Judith Davey 19/5/17
What affects the demand for aged care services?
- Population Trends: The 85 plus age group is growing rapidly. This is where the proportion in residential care is highest and most people living in the community need some level of support. Trends in mortality rates are crucial; the lower the rate, the higher the growth in the older age groups. Migration rates are less important, certainly in the short to medium term.
- Disability trends: The incidence of disability increases with age. Assuming the prevalence of disability continues as at present, it is estimated that the number of people 85 plus with high support needs will increase by 225% between 2006 and 2036.
Estimates of population and disability trends are available and are likely to be reliable. But these are not the only factors influencing demand. Others are less predictable:
- Social change – will informal care givers be available? Paid workforce participation by the “young-old” is increasing and being encouraged. Can paid work and eldercare be compatible? Residential mobility means that potential family carers could be scattered through the country and around the world.
- Public policies on the provision and funding of care services are important and can change, along with the relative focus on institutional and home care; and the monitoring and regulation of care services. Immigration policy, which is currently being debated, will influence the availability of care workers.
- Funding of services and fiscal constraints depend on the overall economic situation, especially in a context of rising demand and rising expectations.
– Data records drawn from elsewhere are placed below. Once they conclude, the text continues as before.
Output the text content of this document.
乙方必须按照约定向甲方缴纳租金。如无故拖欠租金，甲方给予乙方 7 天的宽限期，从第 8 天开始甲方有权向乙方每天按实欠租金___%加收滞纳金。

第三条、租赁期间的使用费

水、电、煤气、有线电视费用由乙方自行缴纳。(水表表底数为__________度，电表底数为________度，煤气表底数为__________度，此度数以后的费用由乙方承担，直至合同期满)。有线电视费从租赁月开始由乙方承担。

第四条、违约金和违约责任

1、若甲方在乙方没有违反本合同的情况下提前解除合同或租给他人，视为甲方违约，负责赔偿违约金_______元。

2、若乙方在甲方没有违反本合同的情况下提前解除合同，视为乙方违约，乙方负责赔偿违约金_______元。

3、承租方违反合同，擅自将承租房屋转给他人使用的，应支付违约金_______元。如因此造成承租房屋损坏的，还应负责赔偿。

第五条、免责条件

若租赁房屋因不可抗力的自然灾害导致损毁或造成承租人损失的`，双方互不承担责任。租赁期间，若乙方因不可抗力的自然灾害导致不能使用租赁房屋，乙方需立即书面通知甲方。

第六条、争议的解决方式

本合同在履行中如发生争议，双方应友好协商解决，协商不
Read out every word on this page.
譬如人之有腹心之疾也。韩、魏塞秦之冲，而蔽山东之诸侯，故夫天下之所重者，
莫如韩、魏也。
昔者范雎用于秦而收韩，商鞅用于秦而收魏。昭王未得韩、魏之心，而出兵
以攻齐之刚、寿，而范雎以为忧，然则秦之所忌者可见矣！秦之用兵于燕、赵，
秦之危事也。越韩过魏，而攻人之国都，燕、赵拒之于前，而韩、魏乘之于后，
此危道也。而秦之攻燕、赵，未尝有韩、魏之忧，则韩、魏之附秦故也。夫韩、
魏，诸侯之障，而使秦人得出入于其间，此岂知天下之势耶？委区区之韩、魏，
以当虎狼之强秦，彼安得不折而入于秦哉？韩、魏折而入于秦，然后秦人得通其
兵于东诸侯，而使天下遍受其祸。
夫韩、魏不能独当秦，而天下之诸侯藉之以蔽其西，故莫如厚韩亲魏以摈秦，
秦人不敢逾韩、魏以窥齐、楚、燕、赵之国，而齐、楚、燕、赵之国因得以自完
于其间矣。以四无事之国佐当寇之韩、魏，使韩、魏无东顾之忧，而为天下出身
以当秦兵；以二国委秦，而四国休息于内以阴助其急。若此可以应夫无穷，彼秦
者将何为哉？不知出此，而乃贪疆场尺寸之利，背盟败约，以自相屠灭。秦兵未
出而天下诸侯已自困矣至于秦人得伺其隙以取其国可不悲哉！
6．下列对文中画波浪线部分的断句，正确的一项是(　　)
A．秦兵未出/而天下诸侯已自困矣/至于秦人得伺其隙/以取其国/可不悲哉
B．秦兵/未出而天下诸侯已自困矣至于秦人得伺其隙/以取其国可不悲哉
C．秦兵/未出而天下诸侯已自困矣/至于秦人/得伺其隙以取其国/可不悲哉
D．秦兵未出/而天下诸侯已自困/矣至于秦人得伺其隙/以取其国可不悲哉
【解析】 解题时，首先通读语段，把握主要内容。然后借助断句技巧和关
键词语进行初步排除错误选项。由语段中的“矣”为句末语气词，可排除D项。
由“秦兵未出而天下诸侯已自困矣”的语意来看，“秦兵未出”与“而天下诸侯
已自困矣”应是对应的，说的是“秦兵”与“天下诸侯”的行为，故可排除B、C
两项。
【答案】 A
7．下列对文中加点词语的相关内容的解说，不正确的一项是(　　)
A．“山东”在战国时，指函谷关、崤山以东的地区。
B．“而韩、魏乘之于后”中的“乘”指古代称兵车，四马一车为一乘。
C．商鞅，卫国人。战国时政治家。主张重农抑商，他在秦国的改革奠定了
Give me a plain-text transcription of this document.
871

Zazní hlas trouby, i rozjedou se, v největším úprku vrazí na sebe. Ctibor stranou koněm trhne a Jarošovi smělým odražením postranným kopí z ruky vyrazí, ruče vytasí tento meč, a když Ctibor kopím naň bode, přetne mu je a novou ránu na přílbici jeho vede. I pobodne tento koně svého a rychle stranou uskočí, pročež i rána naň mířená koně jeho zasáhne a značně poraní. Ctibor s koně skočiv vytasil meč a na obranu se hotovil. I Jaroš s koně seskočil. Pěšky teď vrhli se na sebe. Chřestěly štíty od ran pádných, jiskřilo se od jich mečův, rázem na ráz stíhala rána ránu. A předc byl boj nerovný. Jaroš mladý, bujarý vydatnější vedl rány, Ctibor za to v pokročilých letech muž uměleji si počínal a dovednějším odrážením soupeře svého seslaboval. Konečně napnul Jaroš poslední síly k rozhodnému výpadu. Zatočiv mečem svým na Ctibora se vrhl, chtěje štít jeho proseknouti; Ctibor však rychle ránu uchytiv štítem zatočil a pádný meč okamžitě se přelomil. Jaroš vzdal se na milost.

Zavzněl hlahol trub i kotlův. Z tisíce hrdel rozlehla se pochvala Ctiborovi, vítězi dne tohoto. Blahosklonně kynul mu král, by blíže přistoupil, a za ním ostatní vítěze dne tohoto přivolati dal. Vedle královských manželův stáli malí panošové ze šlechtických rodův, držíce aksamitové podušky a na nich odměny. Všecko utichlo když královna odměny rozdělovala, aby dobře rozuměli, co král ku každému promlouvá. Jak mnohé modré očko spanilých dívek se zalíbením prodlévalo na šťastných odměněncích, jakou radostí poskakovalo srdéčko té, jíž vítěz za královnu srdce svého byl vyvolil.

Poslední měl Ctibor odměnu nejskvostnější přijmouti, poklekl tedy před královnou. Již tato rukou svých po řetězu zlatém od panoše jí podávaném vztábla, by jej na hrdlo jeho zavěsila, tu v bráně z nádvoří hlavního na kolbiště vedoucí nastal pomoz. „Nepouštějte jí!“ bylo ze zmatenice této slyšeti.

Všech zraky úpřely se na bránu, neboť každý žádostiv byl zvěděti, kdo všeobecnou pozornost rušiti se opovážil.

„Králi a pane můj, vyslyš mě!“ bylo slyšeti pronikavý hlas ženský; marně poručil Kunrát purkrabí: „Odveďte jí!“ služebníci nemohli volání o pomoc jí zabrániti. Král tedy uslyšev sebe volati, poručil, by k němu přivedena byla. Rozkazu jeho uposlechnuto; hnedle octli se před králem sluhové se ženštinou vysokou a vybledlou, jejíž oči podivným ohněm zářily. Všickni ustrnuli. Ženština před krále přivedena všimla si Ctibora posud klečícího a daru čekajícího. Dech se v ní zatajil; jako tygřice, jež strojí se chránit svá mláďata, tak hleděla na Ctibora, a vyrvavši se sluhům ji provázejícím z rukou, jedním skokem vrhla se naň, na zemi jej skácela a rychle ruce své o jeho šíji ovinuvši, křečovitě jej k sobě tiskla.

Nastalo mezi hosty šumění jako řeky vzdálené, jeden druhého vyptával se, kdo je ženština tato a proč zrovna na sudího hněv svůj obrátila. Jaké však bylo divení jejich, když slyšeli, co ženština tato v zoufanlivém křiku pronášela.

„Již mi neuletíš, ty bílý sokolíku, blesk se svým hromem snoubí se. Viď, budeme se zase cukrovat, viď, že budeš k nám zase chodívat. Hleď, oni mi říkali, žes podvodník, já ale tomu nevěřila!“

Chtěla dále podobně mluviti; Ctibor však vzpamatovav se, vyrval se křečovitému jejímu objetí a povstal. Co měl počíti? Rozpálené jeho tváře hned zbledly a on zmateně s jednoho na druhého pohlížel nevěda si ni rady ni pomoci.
- Advances in health practices and technology. What changes will there be in the prevention and treatment of dementia? Tele-monitoring may allow more self-management at home. Strategies aimed at preventive initiatives and healthier ageing could reduce levels of impairment and hence the demand for care. And I have written earlier on assistive technology.
- Business and management practices can also change and will influence privatised and contracted services. These include, for example, consolidation of facilities and economies of scale, improved processes and working practice, but also whether aged care is seen as a profitable investment.
Several exercises by public, private and voluntary agencies have attempted to project the future demand for aged care services and aged care workers in New Zealand. All this work points to an increasing demand for aged care services, both at home and in institutions, and signals a likely shortfall in supply, especially in the available workforce. A Department of Labour report suggested that the number of care workers needed will rise to 48,200 in 2036. Current growth trends produce a total of 21,400, clearly not enough.
Health Workforce New Zealand estimate that from 2011 to 2026 the numbers of people receiving home support and residential care will increase by 61% and 54%, respectively. A significant shortfall in funds is predicted. Not enough money; not enough workers. This is before we even think about workforce development and training.
As well as the supply-demand conundrum, what are some of the other issues for the future?
- Finding a “client-centre” focus, giving a voice to older people’s needs and wishes.
The 2016 Health Strategy talks about “people-powered” services – enabling individuals to make choices about the care or support they receive; understanding people’s needs and preferences. How practical is it and can we afford to take into account all the preferences of older people requiring care, assuming that subsidies will remain?
- Balance of home and institutional care –response to cost or wishes of older people?
Where should the balance be? There is a growing concern about an increasing focus on people with higher level care needs and the withdrawal of services from those receiving low-level home care. How compatible is this with a preventive approach? The ASPIRE trials suggested more intensive home care, giving more responsibility to “unregulated” care workers. Is this realistic? Will upskilling come along with higher pay?
- Management and regulation
How do we reach an effective balance between “light touch” and heavy-handed regulation? Which will deliver better quality and better protection from abuse? Is there a trade-off between efficiency and choice? How can innovation be promoted in a climate of claims and counter claims about funding in the sector?
- Sharing responsibility
Who should be expected to provide and fund care for dependent older people in the future and how should responsibility be shared between individuals, families, communities, the voluntary sector, private sector and government agencies? How should the costs be shared? How do we identify and build on the strengths of the different sectors in the aged care field?
Clearly complexity and pluralism is operating in the provision of care for older people. Most research demonstrates that family and formal care are more effective when they complement each other. But, responsibility must be clearly defined –how? Issues of unmet needs, poor quality, abuse, “buck passing” and gate-keeping arise where responsibility becomes contested or where shared responsibility is difficult to negotiate. Can multi-disciplinary case conferences and planning support person-centred care, and incorporate the perspectives of carers and other family members?
A lot of questions – calling for realistic discussion if older people are to receive the care they deserve.
 Based on notes for a workshop at the NZCCSS Conference in Wellington in 2012, led by Judith Davey.